The confidence limits of the differences are calculated but should be considered with caution. The estimated confidence level is only truly valid if the distribution of the differences is normal or close to normal. As mentioned above this is also a prerequisite for applying the Student's tdep test.
FIG. 4. The difference graph. The mean of all observations and their trend line, the mean ±2 s of the selected differences and the limits of the selected subsample (dot-dash line) after truncation of the differences are shown.
A deviation from normality often leads to long tails and it thus becomes necessary to present some indication of normality. The skewness (peakedness) of the distribution of the differences is displayed as it is one of the characteristics of a normal distribution. If the skewness is within –1 < skewness < 1, the skewness is generally regarded as being minor.
If not, the distribution of the differences can be truncated and thus improve the validity of the calculations. The total number of observations left after a truncation should be considered.
Thus, there are several means to adjust the dataset. Obvious outliers, identified from the graphs or the tables of differences, can simply be deleted from the input table. The dataset itself can be truncated, which is particularly convenient if there are samples with very high or very low concentrations.
Finally the distribution of the differences can be truncated.
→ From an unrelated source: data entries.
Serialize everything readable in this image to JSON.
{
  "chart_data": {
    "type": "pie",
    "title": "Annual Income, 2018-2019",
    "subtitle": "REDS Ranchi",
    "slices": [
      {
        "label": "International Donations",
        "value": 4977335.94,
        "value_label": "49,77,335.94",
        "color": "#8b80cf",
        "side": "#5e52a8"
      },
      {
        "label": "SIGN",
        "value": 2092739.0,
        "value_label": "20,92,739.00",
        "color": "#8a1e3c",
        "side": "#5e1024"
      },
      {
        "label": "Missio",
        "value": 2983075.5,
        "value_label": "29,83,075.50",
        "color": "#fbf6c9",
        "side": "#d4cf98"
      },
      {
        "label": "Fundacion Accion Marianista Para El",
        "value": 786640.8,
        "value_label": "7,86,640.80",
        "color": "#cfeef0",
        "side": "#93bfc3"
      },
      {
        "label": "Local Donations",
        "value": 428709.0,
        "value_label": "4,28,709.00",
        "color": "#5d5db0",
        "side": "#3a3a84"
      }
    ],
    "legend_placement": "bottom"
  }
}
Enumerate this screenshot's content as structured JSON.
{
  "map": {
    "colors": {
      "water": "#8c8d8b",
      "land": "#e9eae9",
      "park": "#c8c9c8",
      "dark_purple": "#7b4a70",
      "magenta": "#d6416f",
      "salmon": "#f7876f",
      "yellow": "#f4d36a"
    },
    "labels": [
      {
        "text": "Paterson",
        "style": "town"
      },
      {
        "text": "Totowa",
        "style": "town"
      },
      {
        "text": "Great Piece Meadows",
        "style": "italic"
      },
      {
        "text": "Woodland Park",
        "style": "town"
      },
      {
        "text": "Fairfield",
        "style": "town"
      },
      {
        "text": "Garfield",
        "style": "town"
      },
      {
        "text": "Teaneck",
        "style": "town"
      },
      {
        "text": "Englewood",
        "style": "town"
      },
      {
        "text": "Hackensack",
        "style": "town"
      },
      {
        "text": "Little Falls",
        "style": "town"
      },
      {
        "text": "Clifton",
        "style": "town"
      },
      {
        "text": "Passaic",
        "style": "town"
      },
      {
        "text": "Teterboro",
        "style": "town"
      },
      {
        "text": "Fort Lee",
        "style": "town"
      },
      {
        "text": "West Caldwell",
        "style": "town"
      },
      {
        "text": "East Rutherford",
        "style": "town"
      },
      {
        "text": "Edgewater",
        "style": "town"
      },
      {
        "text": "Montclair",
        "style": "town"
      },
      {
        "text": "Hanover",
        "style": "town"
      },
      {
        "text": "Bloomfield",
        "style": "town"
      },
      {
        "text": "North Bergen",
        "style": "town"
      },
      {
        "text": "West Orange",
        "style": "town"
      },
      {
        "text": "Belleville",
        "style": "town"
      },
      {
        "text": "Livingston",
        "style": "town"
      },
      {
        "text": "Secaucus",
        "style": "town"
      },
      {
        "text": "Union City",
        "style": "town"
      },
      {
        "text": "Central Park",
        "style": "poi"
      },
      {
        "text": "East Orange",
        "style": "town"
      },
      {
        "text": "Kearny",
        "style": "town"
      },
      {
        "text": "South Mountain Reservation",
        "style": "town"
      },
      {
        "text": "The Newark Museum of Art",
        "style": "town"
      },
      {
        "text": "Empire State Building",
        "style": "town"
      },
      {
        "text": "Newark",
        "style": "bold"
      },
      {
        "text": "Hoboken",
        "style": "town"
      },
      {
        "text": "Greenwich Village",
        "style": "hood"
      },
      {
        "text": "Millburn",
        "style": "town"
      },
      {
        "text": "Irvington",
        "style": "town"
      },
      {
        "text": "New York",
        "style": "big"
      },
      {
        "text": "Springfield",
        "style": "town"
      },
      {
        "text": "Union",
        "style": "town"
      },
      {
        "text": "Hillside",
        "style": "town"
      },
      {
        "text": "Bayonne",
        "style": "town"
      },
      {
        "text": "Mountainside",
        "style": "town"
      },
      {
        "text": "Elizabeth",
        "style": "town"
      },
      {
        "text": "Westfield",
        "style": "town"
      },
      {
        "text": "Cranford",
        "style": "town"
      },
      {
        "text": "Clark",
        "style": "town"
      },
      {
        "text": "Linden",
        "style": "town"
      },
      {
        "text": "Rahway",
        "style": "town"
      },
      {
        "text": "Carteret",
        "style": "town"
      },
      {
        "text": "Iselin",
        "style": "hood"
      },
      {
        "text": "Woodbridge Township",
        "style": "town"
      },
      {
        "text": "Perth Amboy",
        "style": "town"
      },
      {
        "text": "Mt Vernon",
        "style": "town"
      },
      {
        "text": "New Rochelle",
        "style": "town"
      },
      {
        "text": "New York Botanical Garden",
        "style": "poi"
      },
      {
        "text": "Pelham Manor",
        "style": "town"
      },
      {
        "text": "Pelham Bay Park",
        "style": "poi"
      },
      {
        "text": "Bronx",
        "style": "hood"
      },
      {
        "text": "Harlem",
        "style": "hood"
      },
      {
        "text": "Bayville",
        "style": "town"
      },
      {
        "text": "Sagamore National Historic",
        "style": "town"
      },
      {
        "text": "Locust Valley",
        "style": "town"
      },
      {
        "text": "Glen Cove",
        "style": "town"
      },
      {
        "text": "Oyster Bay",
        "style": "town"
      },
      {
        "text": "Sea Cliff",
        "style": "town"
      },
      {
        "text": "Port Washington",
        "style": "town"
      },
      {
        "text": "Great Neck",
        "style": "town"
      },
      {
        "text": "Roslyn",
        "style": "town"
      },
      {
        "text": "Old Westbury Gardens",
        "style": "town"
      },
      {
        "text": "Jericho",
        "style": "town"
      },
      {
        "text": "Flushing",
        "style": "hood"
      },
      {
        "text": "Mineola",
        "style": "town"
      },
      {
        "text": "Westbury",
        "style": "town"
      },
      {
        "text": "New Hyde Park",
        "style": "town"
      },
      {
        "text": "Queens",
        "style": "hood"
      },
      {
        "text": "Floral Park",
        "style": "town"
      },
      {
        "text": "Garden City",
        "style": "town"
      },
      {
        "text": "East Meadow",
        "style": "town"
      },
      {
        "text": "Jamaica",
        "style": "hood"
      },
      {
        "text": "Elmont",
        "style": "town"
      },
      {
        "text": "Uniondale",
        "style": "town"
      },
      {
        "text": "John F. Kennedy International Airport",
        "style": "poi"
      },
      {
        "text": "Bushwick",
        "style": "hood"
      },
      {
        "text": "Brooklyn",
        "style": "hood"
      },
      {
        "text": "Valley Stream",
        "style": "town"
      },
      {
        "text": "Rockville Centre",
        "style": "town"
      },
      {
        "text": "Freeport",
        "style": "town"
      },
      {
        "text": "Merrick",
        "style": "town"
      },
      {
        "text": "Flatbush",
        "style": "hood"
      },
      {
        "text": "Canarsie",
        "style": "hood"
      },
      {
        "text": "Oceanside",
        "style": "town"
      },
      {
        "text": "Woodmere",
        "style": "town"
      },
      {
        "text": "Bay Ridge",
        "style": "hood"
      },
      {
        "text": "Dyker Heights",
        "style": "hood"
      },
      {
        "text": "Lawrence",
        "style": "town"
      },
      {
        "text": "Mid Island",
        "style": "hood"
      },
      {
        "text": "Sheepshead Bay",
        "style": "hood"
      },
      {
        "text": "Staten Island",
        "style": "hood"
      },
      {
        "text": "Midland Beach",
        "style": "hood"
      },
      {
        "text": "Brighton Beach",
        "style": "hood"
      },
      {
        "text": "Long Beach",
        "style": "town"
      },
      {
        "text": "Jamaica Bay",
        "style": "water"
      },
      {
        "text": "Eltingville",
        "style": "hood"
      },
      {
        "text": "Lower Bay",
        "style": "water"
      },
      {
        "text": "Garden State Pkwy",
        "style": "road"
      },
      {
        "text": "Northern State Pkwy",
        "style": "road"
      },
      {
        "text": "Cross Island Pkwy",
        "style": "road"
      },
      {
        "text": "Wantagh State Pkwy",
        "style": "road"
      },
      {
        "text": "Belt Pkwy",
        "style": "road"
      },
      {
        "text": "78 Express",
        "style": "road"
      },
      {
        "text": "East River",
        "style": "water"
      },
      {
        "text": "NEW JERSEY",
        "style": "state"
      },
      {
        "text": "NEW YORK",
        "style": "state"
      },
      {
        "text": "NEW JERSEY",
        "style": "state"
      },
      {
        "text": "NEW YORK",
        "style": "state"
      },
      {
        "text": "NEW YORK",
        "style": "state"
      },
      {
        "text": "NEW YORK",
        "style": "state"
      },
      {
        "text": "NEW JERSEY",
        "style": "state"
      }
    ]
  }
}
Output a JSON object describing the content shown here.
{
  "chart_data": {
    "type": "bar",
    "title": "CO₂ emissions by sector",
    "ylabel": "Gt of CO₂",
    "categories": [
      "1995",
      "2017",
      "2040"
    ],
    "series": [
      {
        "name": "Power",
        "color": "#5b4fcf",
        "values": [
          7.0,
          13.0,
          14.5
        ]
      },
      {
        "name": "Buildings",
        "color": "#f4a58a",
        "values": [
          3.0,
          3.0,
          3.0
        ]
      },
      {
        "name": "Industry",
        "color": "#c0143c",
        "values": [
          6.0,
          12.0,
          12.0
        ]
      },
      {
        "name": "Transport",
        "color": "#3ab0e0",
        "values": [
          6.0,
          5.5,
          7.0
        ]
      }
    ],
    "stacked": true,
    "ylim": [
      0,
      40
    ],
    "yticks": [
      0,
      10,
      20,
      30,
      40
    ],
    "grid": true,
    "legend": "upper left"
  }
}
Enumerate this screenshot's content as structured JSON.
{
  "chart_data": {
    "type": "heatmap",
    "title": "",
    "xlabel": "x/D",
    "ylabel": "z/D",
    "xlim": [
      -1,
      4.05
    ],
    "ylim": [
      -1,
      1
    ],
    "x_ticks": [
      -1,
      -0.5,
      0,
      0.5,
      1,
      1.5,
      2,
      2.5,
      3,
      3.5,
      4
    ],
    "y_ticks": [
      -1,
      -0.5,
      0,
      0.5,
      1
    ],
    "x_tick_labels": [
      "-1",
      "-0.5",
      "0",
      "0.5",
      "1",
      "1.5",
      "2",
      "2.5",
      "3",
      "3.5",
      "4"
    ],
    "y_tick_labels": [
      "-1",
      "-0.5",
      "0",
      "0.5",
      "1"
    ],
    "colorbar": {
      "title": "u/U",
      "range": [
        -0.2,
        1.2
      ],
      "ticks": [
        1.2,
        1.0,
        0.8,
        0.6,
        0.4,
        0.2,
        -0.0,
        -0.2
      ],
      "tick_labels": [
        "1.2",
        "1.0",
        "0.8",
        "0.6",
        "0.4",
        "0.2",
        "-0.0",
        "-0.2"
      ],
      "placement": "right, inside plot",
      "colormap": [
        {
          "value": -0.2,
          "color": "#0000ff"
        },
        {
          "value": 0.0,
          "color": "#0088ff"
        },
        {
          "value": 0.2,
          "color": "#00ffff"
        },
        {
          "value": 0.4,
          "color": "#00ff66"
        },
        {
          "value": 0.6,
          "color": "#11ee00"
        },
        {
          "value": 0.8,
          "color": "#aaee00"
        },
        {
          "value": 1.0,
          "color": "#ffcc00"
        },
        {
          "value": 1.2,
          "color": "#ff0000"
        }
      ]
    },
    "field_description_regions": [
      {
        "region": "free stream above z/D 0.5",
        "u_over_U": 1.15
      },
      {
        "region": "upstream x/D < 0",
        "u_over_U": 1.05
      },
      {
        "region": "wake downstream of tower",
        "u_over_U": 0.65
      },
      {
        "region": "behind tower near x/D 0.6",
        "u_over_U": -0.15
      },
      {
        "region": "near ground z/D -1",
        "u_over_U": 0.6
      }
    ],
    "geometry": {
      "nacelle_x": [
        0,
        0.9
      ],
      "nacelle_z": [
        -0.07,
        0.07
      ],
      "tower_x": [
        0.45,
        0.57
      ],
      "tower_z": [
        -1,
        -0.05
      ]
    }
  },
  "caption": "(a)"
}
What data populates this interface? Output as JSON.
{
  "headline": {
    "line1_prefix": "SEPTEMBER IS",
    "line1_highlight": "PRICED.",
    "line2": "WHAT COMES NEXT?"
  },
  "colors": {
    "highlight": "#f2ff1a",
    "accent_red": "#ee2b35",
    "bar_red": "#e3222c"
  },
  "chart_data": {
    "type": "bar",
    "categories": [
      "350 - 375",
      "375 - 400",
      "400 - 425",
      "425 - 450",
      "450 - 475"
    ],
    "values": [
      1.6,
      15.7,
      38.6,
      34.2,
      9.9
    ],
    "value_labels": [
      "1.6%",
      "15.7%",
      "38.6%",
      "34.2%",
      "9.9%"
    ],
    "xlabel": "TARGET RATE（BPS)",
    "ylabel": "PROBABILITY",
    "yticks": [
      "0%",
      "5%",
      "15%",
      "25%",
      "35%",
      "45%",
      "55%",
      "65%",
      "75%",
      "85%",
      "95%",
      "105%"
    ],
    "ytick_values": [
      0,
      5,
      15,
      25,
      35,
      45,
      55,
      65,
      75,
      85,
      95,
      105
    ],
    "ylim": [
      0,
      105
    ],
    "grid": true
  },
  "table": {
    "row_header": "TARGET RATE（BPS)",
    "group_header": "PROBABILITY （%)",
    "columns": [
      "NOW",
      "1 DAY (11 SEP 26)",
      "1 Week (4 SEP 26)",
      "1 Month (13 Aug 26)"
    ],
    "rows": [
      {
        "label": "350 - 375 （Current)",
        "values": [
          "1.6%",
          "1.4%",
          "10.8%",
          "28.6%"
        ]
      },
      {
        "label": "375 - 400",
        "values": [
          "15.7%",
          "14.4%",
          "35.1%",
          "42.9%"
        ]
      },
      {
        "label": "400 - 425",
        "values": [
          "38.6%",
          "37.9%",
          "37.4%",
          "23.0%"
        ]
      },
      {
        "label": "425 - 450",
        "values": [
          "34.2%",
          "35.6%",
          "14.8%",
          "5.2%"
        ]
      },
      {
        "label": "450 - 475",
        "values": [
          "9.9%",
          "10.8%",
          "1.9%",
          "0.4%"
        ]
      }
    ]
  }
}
The dataset that is eventually included in the evaluation is the smallest that is obtained after truncation of both the dataset and the differences.
The clinical performance of a procedure, often used in risk assessment, can be described as the number of observations that fall outside a certain deviation from the equal line or regression line, ATE (Allowable Total Error). The remaining are outside the Limit of Erroneous Results (LER). In the program the ATE can be set for the low, mid or high concentration limits and optionally displayed in the scattergram.
The program will calculate the number of results in the ATE and LER sectors of the comparison. This may be different depending on if the ATE and LER are estimated in relation to any of the regressions or the equal line.
A standardized procedure for laboratory verification of precision and trueness is described in terms of a non-proprietary and downloadable software package.